Johnson & Johnson booster could mean end to single-shot COVID-19 vaccine


RALEIGH, N.C. (WNCN) – The Johnson & Johnson COVID-19 vaccine was once seen as a valuable tool in vaccinating hard-to-reach populations. When it was authorized for use, many rushed to sign up for the convenience of a one-and-done shot. It might not be one-and-done for long.

Johnson & Johnson announced Tuesday that a two-dose regimen could offer more protection. The company published data showing options for a second dose at the two-month and six-month mark.

Johnson and Johnson reported a second dose 2 months later was:

  • 100% effective against severe infection
  • 84% effective against symptomatic infection
  • Produced four to six times higher antibody levels

At the six month mark:

  • Antibody levels were nine times higher after one week
  • Antibody levels were 12 time in higher at four weeks

“Our single-shot vaccine generates strong immune responses and long-lasting immune memory. And, when a booster of the Johnson & Johnson COVID-19 vaccine is given, the strength of protection against COVID-19 further increases,” said Mathai Mammen, M.D., Ph.D., Global Head, Janssen Research & Development, Johnson & Johnson, in a press release.

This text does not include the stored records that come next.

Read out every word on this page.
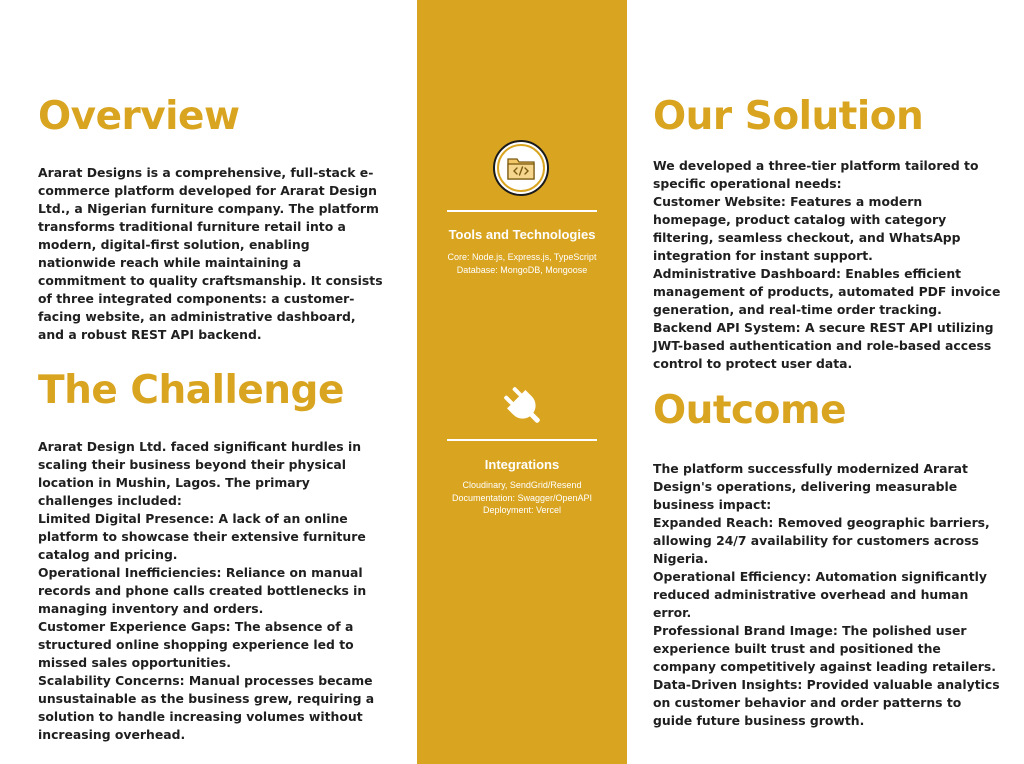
Overview

Ararat Designs is a comprehensive, full-stack e-commerce platform developed for Ararat Design Ltd., a Nigerian furniture company. The platform transforms traditional furniture retail into a modern, digital-first solution, enabling nationwide reach while maintaining a commitment to quality craftsmanship. It consists of three integrated components: a customer-facing website, an administrative dashboard, and a robust REST API backend.

The Challenge

Ararat Design Ltd. faced significant hurdles in scaling their business beyond their physical location in Mushin, Lagos. The primary challenges included:

Limited Digital Presence: A lack of an online platform to showcase their extensive furniture catalog and pricing.

Operational Inefficiencies: Reliance on manual records and phone calls created bottlenecks in managing inventory and orders.

Customer Experience Gaps: The absence of a structured online shopping experience led to missed sales opportunities.

Scalability Concerns: Manual processes became unsustainable as the business grew, requiring a solution to handle increasing volumes without increasing overhead.

Tools and Technologies
Core: Node.js, Express.js, TypeScript
Database: MongoDB, Mongoose
Integrations
Cloudinary, SendGrid/Resend
Documentation: Swagger/OpenAPI
Deployment: Vercel
Our Solution

We developed a three-tier platform tailored to specific operational needs:

Customer Website: Features a modern homepage, product catalog with category filtering, seamless checkout, and WhatsApp integration for instant support.

Administrative Dashboard: Enables efficient management of products, automated PDF invoice generation, and real-time order tracking.

Backend API System: A secure REST API utilizing JWT-based authentication and role-based access control to protect user data.

Outcome

The platform successfully modernized Ararat Design's operations, delivering measurable business impact:

Expanded Reach: Removed geographic barriers, allowing 24/7 availability for customers across Nigeria.

Operational Efficiency: Automation significantly reduced administrative overhead and human error.

Professional Brand Image: The polished user experience built trust and positioned the company competitively against leading retailers.

Data-Driven Insights: Provided valuable analytics on customer behavior and order patterns to guide future business growth.
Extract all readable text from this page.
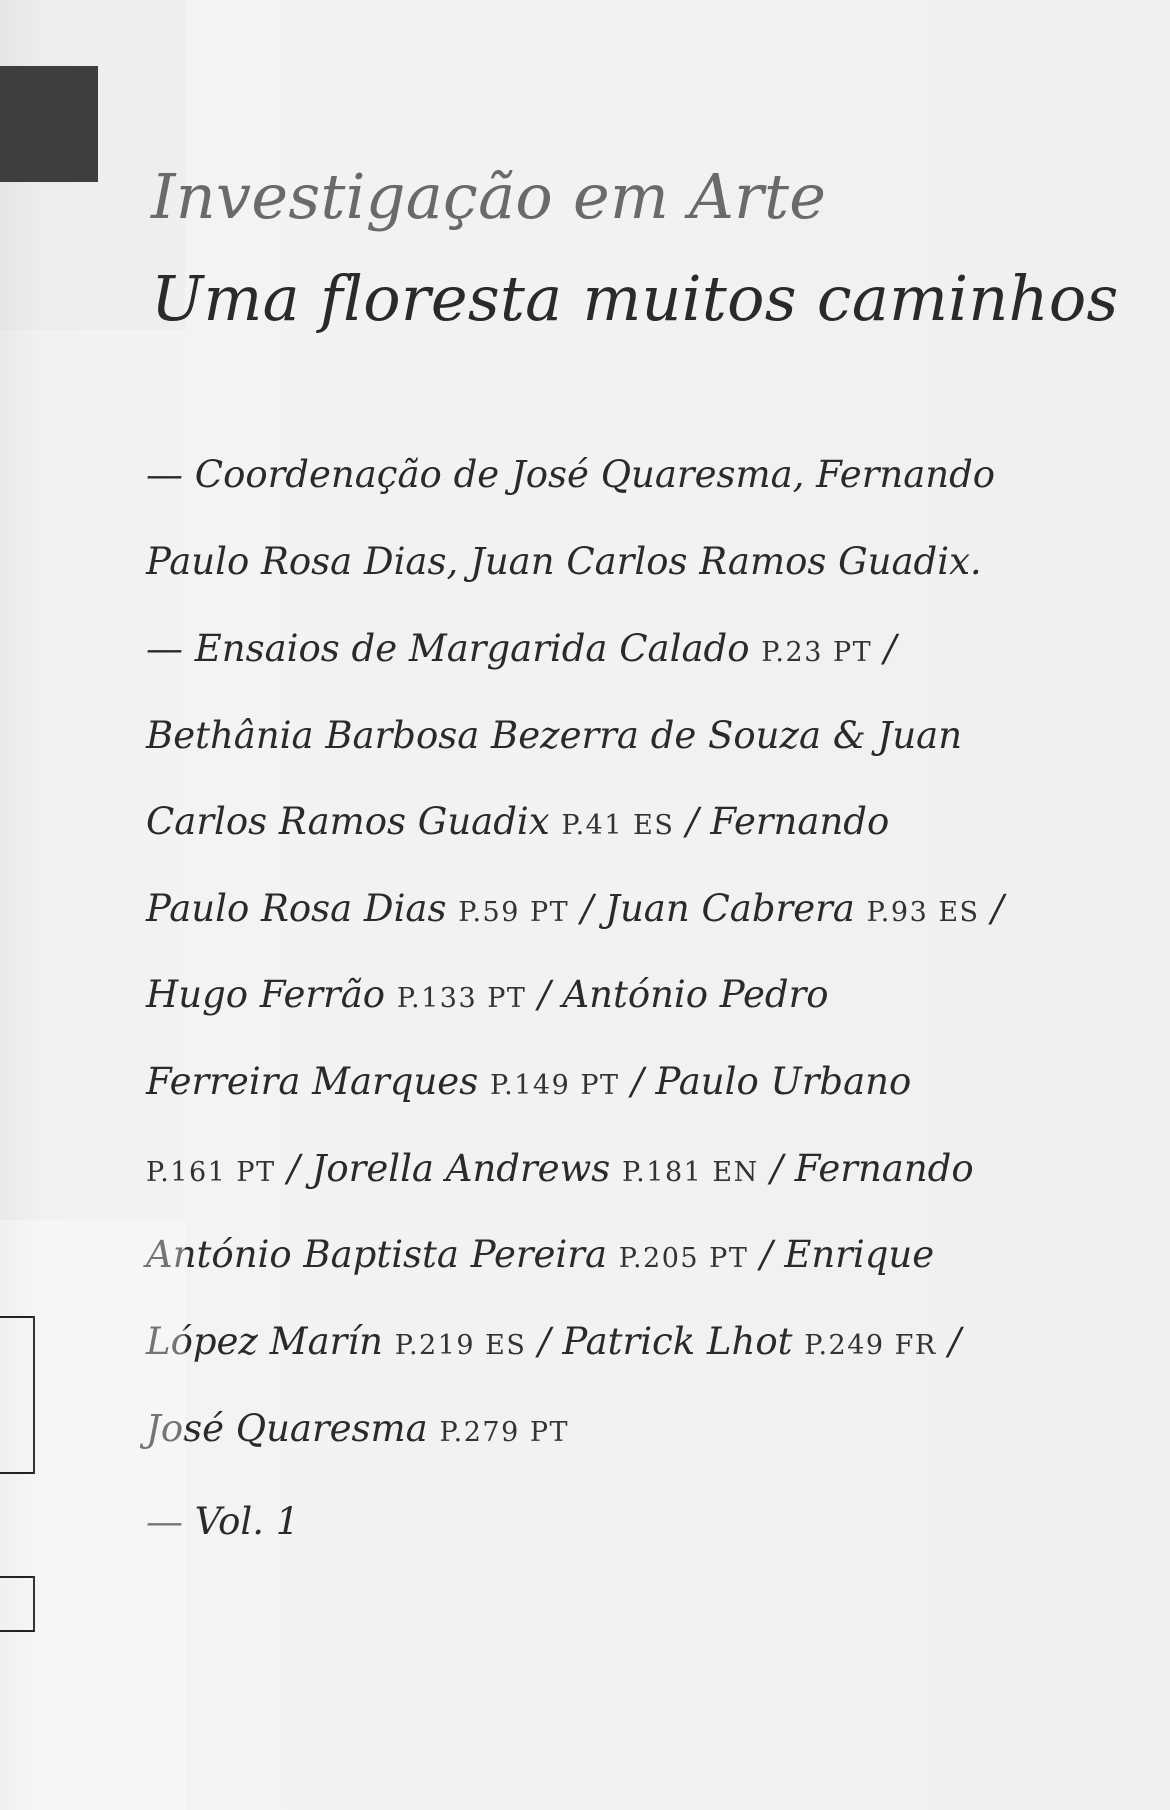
Investigação em Arte
Uma floresta muitos caminhos
— Coordenação de José Quaresma, Fernando
Paulo Rosa Dias, Juan Carlos Ramos Guadix.
— Ensaios de Margarida Calado P.23 PT /
Bethânia Barbosa Bezerra de Souza & Juan
Carlos Ramos Guadix P.41 ES / Fernando
Paulo Rosa Dias P.59 PT / Juan Cabrera P.93 ES /
Hugo Ferrão P.133 PT / António Pedro
Ferreira Marques P.149 PT / Paulo Urbano
P.161 PT / Jorella Andrews P.181 EN / Fernando
António Baptista Pereira P.205 PT / Enrique
López Marín P.219 ES / Patrick Lhot P.249 FR /
José Quaresma P.279 PT
— Vol. 1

While the company touted the benefits of a second dose, in a press release, they also referred back to a real-world study of vaccines. That study said was no evidence of decreased protection over time- even after the delta variant became dominant.

Johnson & Johnson will still need to get approval from the FDA and Moderna.

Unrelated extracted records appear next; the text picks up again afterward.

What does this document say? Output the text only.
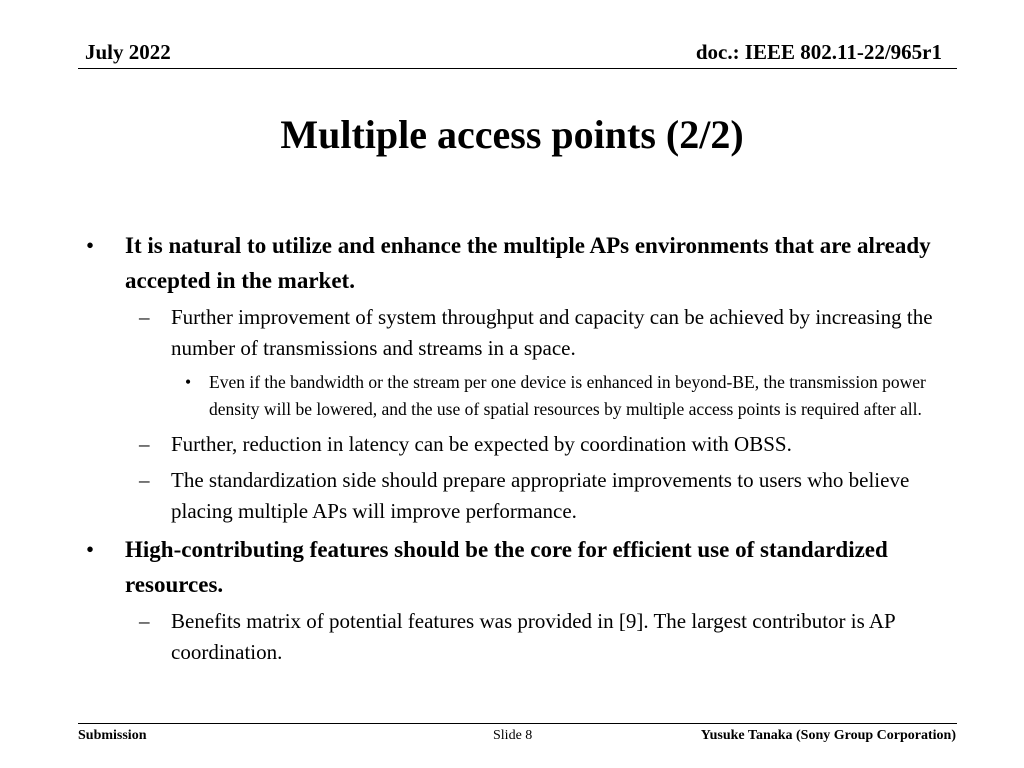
July 2022	doc.: IEEE 802.11-22/965r1
Multiple access points (2/2)
• It is natural to utilize and enhance the multiple APs environments that are already accepted in the market.
– Further improvement of system throughput and capacity can be achieved by increasing the number of transmissions and streams in a space.
• Even if the bandwidth or the stream per one device is enhanced in beyond-BE, the transmission power density will be lowered, and the use of spatial resources by multiple access points is required after all.
– Further, reduction in latency can be expected by coordination with OBSS.
– The standardization side should prepare appropriate improvements to users who believe placing multiple APs will improve performance.
• High-contributing features should be the core for efficient use of standardized resources.
– Benefits matrix of potential features was provided in [9]. The largest contributor is AP coordination.
Submission	Slide 8	Yusuke Tanaka (Sony Group Corporation)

The vaccine-maker said the booster was safe and generally well-tolerated. Specifics into side effects for the Johnson & Johnson booster were not published. Side effects after the first dose are listed as:

  • Injection site reactions
  • Headache, fatigue, muscle aches, nausea, fever
  • Swollen lymph nodes
  • Unusual feeling in the skin (such as tingling or a crawling feeling) (paresthesia), decreased feeling or sensitivity, especially in the skin (hypoesthesia)
  • Tinnitus
  • Diarrhea, vomiting

Last week, an FDA panel opted to recommend boosters of the Pfizer vaccine for people ages 65 and older along with people at high risk for infection. Moderna submitted initial data for its proposed booster earlier this month as well.